I have had my TAZ 5 for several weeks now. I seem to have the bed leveled reasonably well, and small prints come out just fine. Whenever I try to do anything bigger than about 3 inches across, or parts with thin sections, they come loose during printing. Items with sharp angles almost always come loose in the corners. I thought that maybe it had something to do with the filament I am using, HIPS from Lulzbot, so I have now tried ABS and PLA, also from Lulzbot, but they come up just the same as the HIPS. I have been cleaning the PEI surface with isopropyl alcohol between printings. I have tried printing parts on different areas of the bed. I have experimented with many different temperatures. But it is always the same.

I understand that building an enclosure might help, but is there perhaps something else I am doing wrong?

Should it be necessary to use some other material like glue or lulzjuice to get prints to stick to PEI?

I do plan to get some sort of enclosure put up, but this case seems extreme. Any advice would be appreciated.

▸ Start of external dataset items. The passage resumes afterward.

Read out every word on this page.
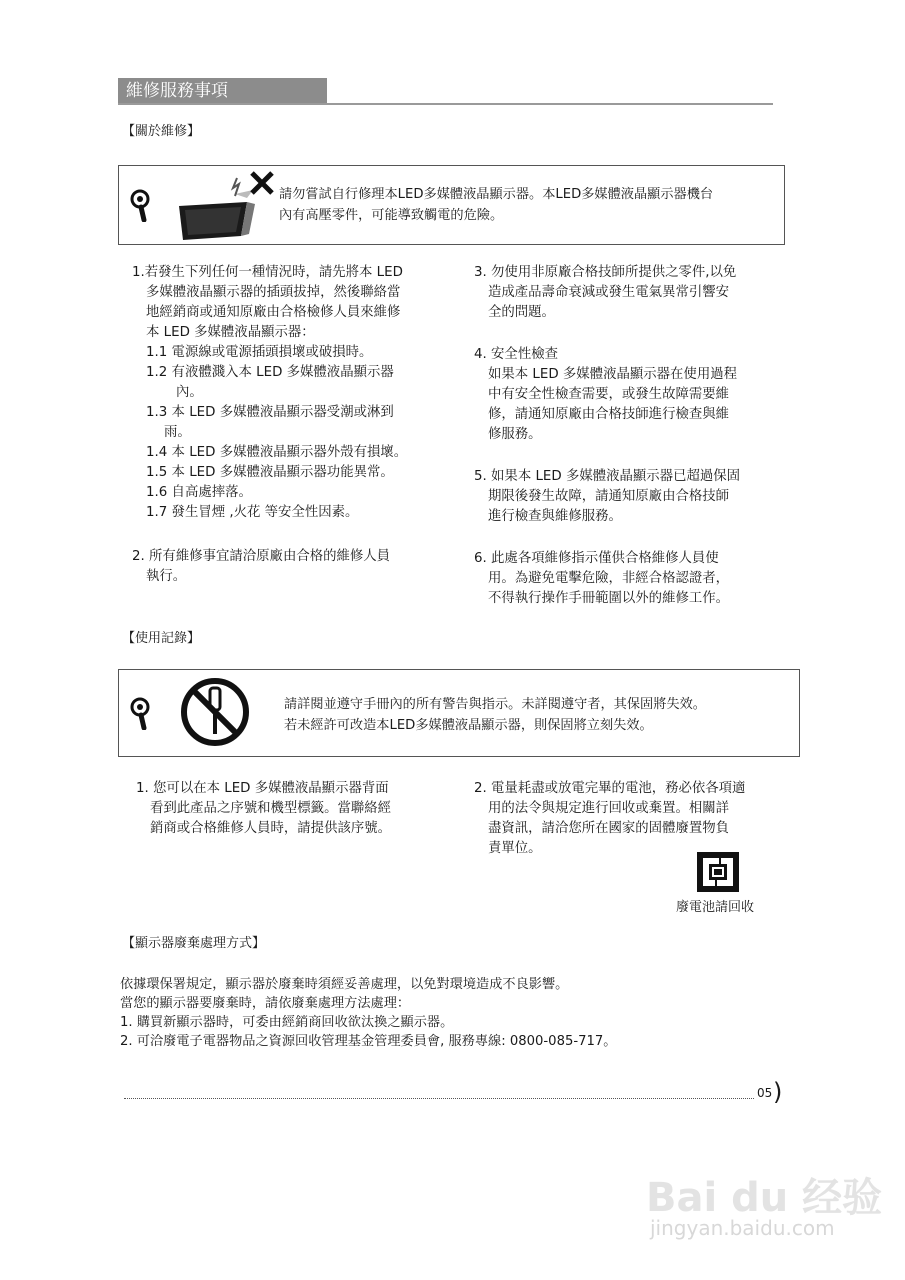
維修服務事項
【關於維修】
請勿嘗試自行修理本LED多媒體液晶顯示器。本LED多媒體液晶顯示器機台
內有高壓零件，可能導致觸電的危險。

1.若發生下列任何一種情況時，請先將本 LED

多媒體液晶顯示器的插頭拔掉，然後聯絡當

地經銷商或通知原廠由合格檢修人員來維修

本 LED 多媒體液晶顯示器：

1.1 電源線或電源插頭損壞或破損時。

1.2 有液體濺入本 LED 多媒體液晶顯示器

內。

1.3 本 LED 多媒體液晶顯示器受潮或淋到

雨。

1.4 本 LED 多媒體液晶顯示器外殼有損壞。

1.5 本 LED 多媒體液晶顯示器功能異常。

1.6 自高處摔落。

1.7 發生冒煙 ,火花 等安全性因素。

2. 所有維修事宜請洽原廠由合格的維修人員

執行。

3. 勿使用非原廠合格技師所提供之零件,以免

造成產品壽命衰減或發生電氣異常引響安

全的問題。

4. 安全性檢查

如果本 LED 多媒體液晶顯示器在使用過程

中有安全性檢查需要，或發生故障需要維

修，請通知原廠由合格技師進行檢查與維

修服務。

5. 如果本 LED 多媒體液晶顯示器已超過保固

期限後發生故障，請通知原廠由合格技師

進行檢查與維修服務。

6. 此處各項維修指示僅供合格維修人員使

用。為避免電擊危險，非經合格認證者，

不得執行操作手冊範圍以外的維修工作。

【使用記錄】
請詳閱並遵守手冊內的所有警告與指示。未詳閱遵守者，其保固將失效。
若未經許可改造本LED多媒體液晶顯示器，則保固將立刻失效。

1. 您可以在本 LED 多媒體液晶顯示器背面

看到此產品之序號和機型標籤。當聯絡經

銷商或合格維修人員時，請提供該序號。

2. 電量耗盡或放電完畢的電池，務必依各項適

用的法令與規定進行回收或棄置。相關詳

盡資訊，請洽您所在國家的固體廢置物負

責單位。

廢電池請回收
【顯示器廢棄處理方式】
依據環保署規定，顯示器於廢棄時須經妥善處理，以免對環境造成不良影響。
當您的顯示器要廢棄時，請依廢棄處理方法處理：
1. 購買新顯示器時，可委由經銷商回收欲汰換之顯示器。
2. 可洽廢電子電器物品之資源回收管理基金管理委員會, 服務專線: 0800-085-717。
05 )
Bai du 经验
jingyan.baidu.com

you can try moving the nozzle slightly closer to the bed, slower speed for first layer, higher bed temperature, also using a raft or brim may help as well

Thanks for the advice.

I read in the manual about using some 2000-2500 grit sandpaper on the PEI surface. Luckily I found a piece of 2000 in my collection. I am going to give it a light sanding to see if that helps too.

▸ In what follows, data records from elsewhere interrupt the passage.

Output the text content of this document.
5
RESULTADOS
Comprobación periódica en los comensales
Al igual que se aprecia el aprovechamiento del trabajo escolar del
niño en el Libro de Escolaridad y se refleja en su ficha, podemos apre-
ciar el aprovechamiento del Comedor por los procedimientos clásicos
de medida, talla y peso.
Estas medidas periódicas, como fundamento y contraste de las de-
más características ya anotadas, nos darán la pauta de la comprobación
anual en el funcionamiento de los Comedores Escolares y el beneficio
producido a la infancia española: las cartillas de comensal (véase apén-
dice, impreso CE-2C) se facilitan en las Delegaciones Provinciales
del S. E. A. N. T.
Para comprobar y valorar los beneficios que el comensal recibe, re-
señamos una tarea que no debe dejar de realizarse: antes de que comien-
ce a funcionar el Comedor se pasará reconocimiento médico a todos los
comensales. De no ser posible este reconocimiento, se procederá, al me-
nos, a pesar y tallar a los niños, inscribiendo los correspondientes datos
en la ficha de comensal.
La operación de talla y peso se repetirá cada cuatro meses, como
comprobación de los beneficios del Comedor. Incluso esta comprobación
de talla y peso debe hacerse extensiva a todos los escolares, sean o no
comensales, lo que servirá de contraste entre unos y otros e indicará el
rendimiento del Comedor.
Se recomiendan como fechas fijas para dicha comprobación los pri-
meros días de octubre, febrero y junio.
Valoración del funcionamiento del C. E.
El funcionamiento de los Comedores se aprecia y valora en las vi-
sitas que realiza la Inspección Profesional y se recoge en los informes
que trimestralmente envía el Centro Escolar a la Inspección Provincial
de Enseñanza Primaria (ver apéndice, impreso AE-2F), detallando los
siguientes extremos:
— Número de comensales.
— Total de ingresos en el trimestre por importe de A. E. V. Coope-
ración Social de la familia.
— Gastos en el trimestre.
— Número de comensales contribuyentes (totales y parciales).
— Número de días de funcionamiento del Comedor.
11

with a PEI bed getting the bed perfectly level is key. Reasonably level won’t cut it.

First thing to try is surely adding a brim feature. I almost always add a 5mm brim feature to everything I print.

Also - what are your first layer settings?
Is your fan off when printing? Especially for first layers?

Adjusting nozzle height and brim are both good starts… I’ve heard of sanding the PEI, but only to remove gloss on DIY sheets or removing gouges. Sanding is a one way street, can’t get back the PEI material you remove.

Get the nozzle closer to the print bed. Use the Z-end stop knob to get the initial setting (business card should pass between nozzle and bed with a little friction), then tweak by .1-.2 through the Z-offset in gcode… for projects with large surface areas on the bed usually. Or if need more adhesion use negative values.

Raise the temp of your bed. For ABS, try 110C for the first layer then dropping to 80-100C later in the project.

Brim helps to keep the air from seeping in under the project… 8-10mm brim is what I like.

For really stubborn warp issues, breaking up the airflow or blocking airflow at corners help. Hard to describe… but after the brim is printed and a few layers of the actual project, take a Post-it note or blue painters tape and fashion a temporary wall to block the air in the Y-axis. I put the tape on the brim and bend up to form the “wall” at about 10-15mm away from the actual print… make sure it doesn’t block the nozzle & fan.

Like everyone else has said, brim is your friend. I don’t even try to do long prints without a brim. On general if it’s over an hour long print, I use a brim. I have had my printer for a little over 2 months now and I have only printed with the lulzbot brand hips (esun). I keep the bed temp at 110 but on long prints it’s just too much cooling going on, on the bottom layers. Without the brim my two front corners always curl ( I don’t have an enclosure). With the brim I can pull off 6 hour prints with minimum curling on the ends.

Thanks to everyone for the advice. I did not end up using the sand paper. I have tried to get the bed as level as I can, spent many hours at it, but I can’t declare it “perfectly” level by any means. My human senses and a piece of paper prevent perfection. I have been having better luck using a brim. I have had parts stay successfully stuck to the bed throughout the printing process that previously came loose.

I will continue to read as much as I can, experiment, and enjoy this printer. I have not been board for one second since it arrived.

We’ve all over-stressed about the bed level thing.

Honestly, I don’t think it’s that important. Get it close, but don’t think you have to be perfect.

I printed a dial gage holder and I only check level when I swap out PET sheets. We’ve been printing for over a month on same PET sheet and haven’t checked for bed level after the PET install.

Get the four corners close, then really pay attention to the z height adjustment in the center of the table.

Happy Printing.

A thicker starting layer for PEI is a good place to start too. You basically want as thick a first level as your nozzle will support. You can also try bumping the bed temperature up a little bit.